Ion-Induced Formation of Hierarchical Porous Nitrogen-Doped Carbon Materials with Enhanced Oxygen Reduction

Nanostructured nitrogen-doped carbon materials are considered as an appealing material to replace precious-metal Pt-based catalysts in fuel cells due to a high oxygen reduction reaction (ORR) activity and outstanding stability. In the present work, we developed an ion-induced method for the fabrication of hierarchical porous nitrogen-doped carbon materials (HPNC) using Cd-organic complexes as sacrificial templates and precursors. During pyrolysis, a hierarchical porous structure with a high specific surface area was formed through the combination of a metal-free ion as structure-directing agent and the evaporation property of Cd. Benefiting from this unique structure, the resulting HPNC exhibited comparable ORR performance with commercial Pt/C, including positive onset potential of 0.96 V vs. RHE (reversible hydrogen electrode), positive half-wave potential of 0.86 V vs. RHE, good methanol tolerance and stability.

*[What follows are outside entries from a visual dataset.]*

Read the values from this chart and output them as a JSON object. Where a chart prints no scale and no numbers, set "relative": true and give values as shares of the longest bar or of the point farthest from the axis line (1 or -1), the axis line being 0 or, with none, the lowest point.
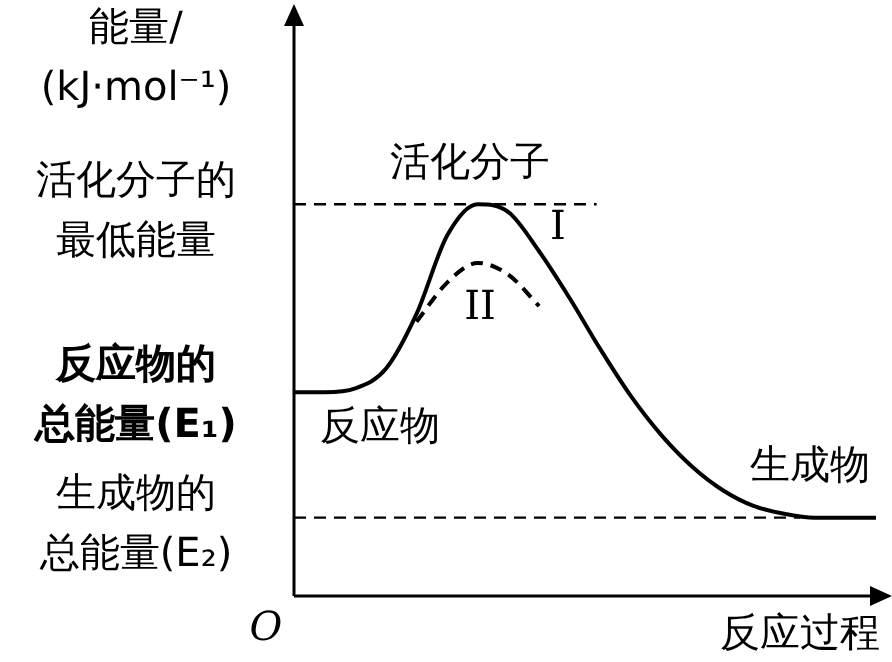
{
  "chart_data": {
    "type": "line",
    "relative": true,
    "ylabel": "能量/\n(kJ·mol⁻¹)",
    "xlabel": "反应过程",
    "categories": [
      null,
      null,
      null,
      null,
      null,
      null,
      null,
      null,
      null,
      null,
      null,
      null,
      null,
      null,
      null,
      null,
      null,
      null,
      null,
      null
    ],
    "series": [
      {
        "name": "I",
        "color": "#000000",
        "line_style": "solid",
        "values": [
          0.52,
          0.52,
          0.53,
          0.58,
          0.72,
          0.92,
          1.0,
          0.98,
          0.88,
          0.76,
          0.63,
          0.51,
          0.41,
          0.33,
          0.27,
          0.23,
          0.21,
          0.2,
          0.2,
          0.2
        ]
      },
      {
        "name": "II",
        "color": "#000000",
        "line_style": "dashed",
        "values": [
          null,
          null,
          null,
          null,
          0.7,
          0.8,
          0.85,
          0.82,
          0.74,
          null,
          null,
          null,
          null,
          null,
          null,
          null,
          null,
          null,
          null,
          null
        ]
      }
    ],
    "ref_lines": [
      {
        "axis": "y",
        "value": 1.0,
        "label": "活化分子的最低能量",
        "line_style": "dashed"
      },
      {
        "axis": "y",
        "value": 0.2,
        "label": "生成物的总能量(E₂)",
        "line_style": "dashed"
      }
    ],
    "annotations": [
      "反应物的总能量(E₁)",
      "活化分子",
      "反应物",
      "生成物",
      "O"
    ],
    "marker": "none",
    "legend": false
  }
}
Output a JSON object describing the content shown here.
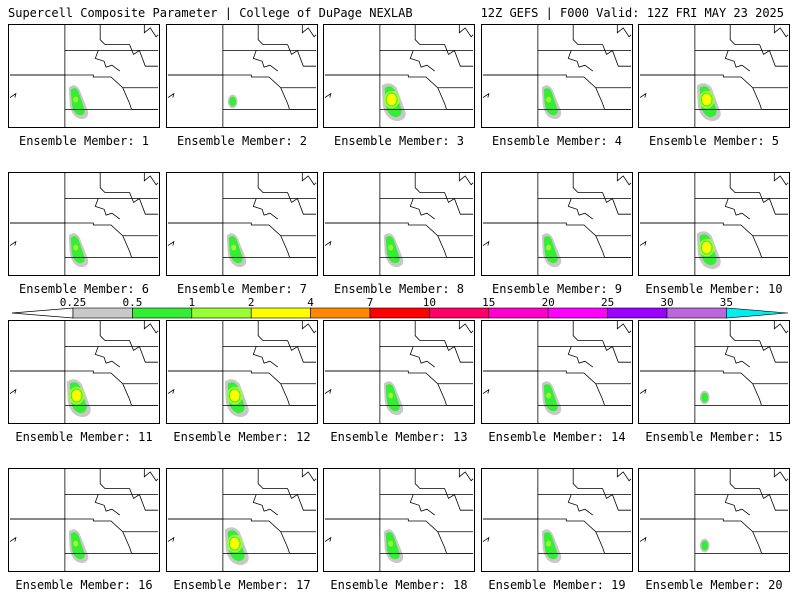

On this basis, the assembled Zn-air battery showed high open circuit potential, power density and excellent stability.

Automated summary

Nanostructured nitrogen-doped carbon materials with hierarchical porous structure and high specific surface area were synthesized using an ion-induced method, showing comparable oxygen reduction reaction performance and stability with commercial Pt/C. The resulting material exhibited good methanol tolerance and stability, leading to high performance in assembled Zn-air battery.